Step 5: Make the Recommendation
Present the recommendation to the client with supporting data:
"Based on our evaluation of [X] test cases, we recommend Model A for this use case. It achieves 93% accuracy versus 91% for the next-best alternative, with acceptable latency and cost. Here is the detailed comparison..."
Include caveats:
- Where each model excels and struggles
- What accuracy looks like in practice (examples of correct and incorrect outputs)
- Cost projections at different volume levels
- Recommendations for re-evaluation triggers (new model releases, volume changes)

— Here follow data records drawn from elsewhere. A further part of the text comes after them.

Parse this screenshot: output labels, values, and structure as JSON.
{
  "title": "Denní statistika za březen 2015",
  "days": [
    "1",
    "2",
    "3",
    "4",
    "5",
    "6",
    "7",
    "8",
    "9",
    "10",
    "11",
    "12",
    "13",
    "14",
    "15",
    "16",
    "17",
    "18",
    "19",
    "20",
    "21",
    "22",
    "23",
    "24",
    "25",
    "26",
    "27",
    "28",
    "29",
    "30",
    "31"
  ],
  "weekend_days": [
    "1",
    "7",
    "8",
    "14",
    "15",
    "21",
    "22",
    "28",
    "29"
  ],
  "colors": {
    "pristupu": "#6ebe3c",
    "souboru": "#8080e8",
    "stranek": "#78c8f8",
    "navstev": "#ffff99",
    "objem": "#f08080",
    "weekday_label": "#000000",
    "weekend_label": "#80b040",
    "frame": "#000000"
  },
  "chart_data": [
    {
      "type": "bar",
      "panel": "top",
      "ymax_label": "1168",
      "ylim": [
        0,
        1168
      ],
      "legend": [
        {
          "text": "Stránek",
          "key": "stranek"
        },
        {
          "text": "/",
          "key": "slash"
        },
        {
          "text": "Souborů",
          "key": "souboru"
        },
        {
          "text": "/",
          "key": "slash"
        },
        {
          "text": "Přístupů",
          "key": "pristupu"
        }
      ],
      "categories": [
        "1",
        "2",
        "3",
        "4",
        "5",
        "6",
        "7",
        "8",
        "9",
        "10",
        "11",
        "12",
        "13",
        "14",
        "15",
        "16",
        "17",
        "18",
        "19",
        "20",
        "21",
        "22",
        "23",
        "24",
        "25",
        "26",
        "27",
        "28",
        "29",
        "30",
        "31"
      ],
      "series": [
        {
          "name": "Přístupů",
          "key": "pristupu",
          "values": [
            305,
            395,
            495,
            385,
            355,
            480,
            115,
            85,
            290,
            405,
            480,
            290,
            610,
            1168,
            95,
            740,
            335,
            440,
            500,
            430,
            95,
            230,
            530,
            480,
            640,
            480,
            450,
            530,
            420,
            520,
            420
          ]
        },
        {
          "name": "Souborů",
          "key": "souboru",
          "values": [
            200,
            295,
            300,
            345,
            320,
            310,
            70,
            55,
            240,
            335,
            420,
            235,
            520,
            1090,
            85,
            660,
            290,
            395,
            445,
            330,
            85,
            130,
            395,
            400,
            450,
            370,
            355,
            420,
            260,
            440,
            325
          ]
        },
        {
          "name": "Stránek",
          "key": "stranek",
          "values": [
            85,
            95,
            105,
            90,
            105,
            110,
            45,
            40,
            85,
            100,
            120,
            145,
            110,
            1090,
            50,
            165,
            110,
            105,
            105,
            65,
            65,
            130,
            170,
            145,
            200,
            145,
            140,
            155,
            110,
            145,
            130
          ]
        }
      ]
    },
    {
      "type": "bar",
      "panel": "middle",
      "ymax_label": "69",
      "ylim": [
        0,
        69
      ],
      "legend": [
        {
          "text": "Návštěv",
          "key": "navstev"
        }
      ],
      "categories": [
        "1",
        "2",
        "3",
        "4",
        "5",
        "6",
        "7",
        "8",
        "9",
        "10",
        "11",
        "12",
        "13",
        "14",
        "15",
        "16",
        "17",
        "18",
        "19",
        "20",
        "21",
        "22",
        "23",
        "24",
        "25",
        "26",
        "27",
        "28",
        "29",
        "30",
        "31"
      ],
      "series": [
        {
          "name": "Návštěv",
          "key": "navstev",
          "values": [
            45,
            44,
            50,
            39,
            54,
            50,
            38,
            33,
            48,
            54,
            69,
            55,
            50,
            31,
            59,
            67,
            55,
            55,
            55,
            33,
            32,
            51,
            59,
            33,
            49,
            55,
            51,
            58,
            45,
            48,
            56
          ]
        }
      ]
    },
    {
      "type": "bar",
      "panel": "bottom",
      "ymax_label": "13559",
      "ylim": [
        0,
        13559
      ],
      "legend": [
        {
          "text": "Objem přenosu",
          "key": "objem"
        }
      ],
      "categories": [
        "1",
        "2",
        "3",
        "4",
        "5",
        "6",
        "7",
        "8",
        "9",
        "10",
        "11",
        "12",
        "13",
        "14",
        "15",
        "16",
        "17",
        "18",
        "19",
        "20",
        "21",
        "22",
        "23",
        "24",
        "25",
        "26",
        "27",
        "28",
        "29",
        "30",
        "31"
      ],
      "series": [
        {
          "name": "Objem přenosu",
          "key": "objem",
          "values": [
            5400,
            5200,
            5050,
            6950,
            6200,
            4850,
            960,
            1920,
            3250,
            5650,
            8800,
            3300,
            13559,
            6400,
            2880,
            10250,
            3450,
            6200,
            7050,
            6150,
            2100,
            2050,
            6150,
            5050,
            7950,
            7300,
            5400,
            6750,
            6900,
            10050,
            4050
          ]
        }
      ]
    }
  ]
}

Evaluating Specific Model Types
LLM Evaluation for Text Tasks
For tasks like summarization, classification, extraction, and generation:
- Use both automated metrics and human evaluation
- Automated: accuracy, F1 score, BLEU/ROUGE for summarization
- Human: relevance, completeness, factual correctness, tone
- Test with real client data, not benchmarks
Embedding Model Evaluation
For retrieval and similarity tasks:
- Measure retrieval precision and recall
- Test with the client's actual document types
- Evaluate performance at different chunk sizes
- Compare retrieval quality across different query types
Classification Model Evaluation
For categorization and routing tasks:
- Measure precision, recall, and F1 by category
- Pay special attention to rare categories (often where models fail)
- Build a confusion matrix to understand error patterns
- Test with balanced and imbalanced class distributions
Documentation for Client Delivery
The Model Evaluation Report
Every model evaluation should produce a report that includes:
- Evaluation methodology: How the evaluation was conducted
- Dataset description: Size, composition, and source of test data
- Models evaluated: Names, versions, and configurations
- Results: Detailed performance metrics for each model
- Analysis: Strengths and weaknesses of each option
- Recommendation: Selected model with justification
- Caveats and limitations: What the evaluation does not tell you
- Re-evaluation criteria: When and why to re-evaluate
This report satisfies governance requirements and provides an audit trail for the model selection decision.
Ongoing Model Evaluation
Model evaluation is not a one-time event. Re-evaluate when:
- A major new model is released
- Production performance degrades
- Volume changes significantly (affecting cost calculations)
- The use case evolves (new requirements or input types)
- The client requests a governance review
Build re-evaluation into your maintenance retainer scope.
A systematic model evaluation framework is one of the clearest signals of professional AI delivery. It reduces risk, improves outcomes, and demonstrates the rigor that enterprise clients expect. Build it once, refine it over time, and use it on every project.